Figure 1

Reaction scheme and model for the generation of photocurrent in human cones. A. Photopigment R is converted by light I into activated photopigment R*, which is inactivated with rate constant 1/τ_R. R* activates a G-protein (transducin) which subsequently forms an activated complex with PDE. The activated transducin-PDE complex is inactivated with rate constant 1/τ_E; it hydrolyses cGMP with rate constant β. CNG channels in the membrane, opened under control of cGMP, admit an ionic current I_chan, part of which is carried by Ca²⁺ ions. Ca²⁺, which is removed with rate constant 1/τ_Ca, regulates the production rate α of cGMP via guanylyl cyclase (GC). Ca²⁺ also exerts a direct inhibitory influence on the CNG channels. Part of the ionic current I_chan charges the membrane of the cone outer segment (with membrane time constant τ_m), and the remainder of I_chan flows into the cone inner segment. In the intact eye the extracellular flow of this circulating current produces an extracellular voltage drop, which is measured as the cone contribution to the ERG (as in Fig. 2). In single-cell experiments the extracellular flow of current may be measured using a suction pipette (as in Fig. 3). B. The boxes with τ_(·) represent first-order low-pass filters.
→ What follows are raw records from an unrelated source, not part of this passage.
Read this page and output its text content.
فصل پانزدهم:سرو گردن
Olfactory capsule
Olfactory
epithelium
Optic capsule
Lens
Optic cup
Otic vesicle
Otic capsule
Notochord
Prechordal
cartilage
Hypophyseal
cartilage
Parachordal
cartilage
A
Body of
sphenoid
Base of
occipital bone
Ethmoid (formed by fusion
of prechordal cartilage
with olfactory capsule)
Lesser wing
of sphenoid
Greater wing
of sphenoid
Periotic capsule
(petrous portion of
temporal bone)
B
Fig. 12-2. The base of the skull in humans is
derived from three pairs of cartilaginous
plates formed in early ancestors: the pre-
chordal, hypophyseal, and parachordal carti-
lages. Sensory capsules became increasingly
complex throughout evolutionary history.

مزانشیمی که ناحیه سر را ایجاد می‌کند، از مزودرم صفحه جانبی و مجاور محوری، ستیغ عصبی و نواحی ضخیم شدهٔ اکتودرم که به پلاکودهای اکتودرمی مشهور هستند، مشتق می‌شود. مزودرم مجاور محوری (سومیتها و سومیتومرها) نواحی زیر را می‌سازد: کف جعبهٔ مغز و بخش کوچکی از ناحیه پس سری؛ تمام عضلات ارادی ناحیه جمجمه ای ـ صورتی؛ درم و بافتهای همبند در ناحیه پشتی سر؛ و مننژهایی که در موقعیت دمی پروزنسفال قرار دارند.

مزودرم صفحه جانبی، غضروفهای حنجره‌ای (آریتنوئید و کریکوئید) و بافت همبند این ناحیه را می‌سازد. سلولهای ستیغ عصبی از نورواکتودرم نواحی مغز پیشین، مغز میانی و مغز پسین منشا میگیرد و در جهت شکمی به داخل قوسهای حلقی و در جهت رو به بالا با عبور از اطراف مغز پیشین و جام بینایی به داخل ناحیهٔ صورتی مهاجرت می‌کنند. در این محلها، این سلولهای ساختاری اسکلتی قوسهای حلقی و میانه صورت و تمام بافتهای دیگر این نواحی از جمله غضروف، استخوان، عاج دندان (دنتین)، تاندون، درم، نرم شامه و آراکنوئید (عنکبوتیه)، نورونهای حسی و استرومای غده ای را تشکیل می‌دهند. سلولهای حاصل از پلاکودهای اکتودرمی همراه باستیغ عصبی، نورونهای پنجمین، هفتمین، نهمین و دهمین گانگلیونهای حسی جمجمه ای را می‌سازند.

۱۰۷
The rate constant of cGMP hydrolysis consists of a dark rate constant, 1/τ_D, plus a light-dependent component with scaling determined by the gain factor k_β. The nonlinear differential equation describing cGMP hydrolysis can be understood as a static nonlinearity 1/β followed by a low-pass filter with time constant τ_β = 1/β [3]. The calcium feedback loop is governed by n_X, the apparent Hill coefficient of cGMP activation of the CNG channels (including the effect of a local calcium feedback, indicated by the dashed line), and by n_cyc, the Hill coefficient of GC deactivation; a_cyc is a scaling constant.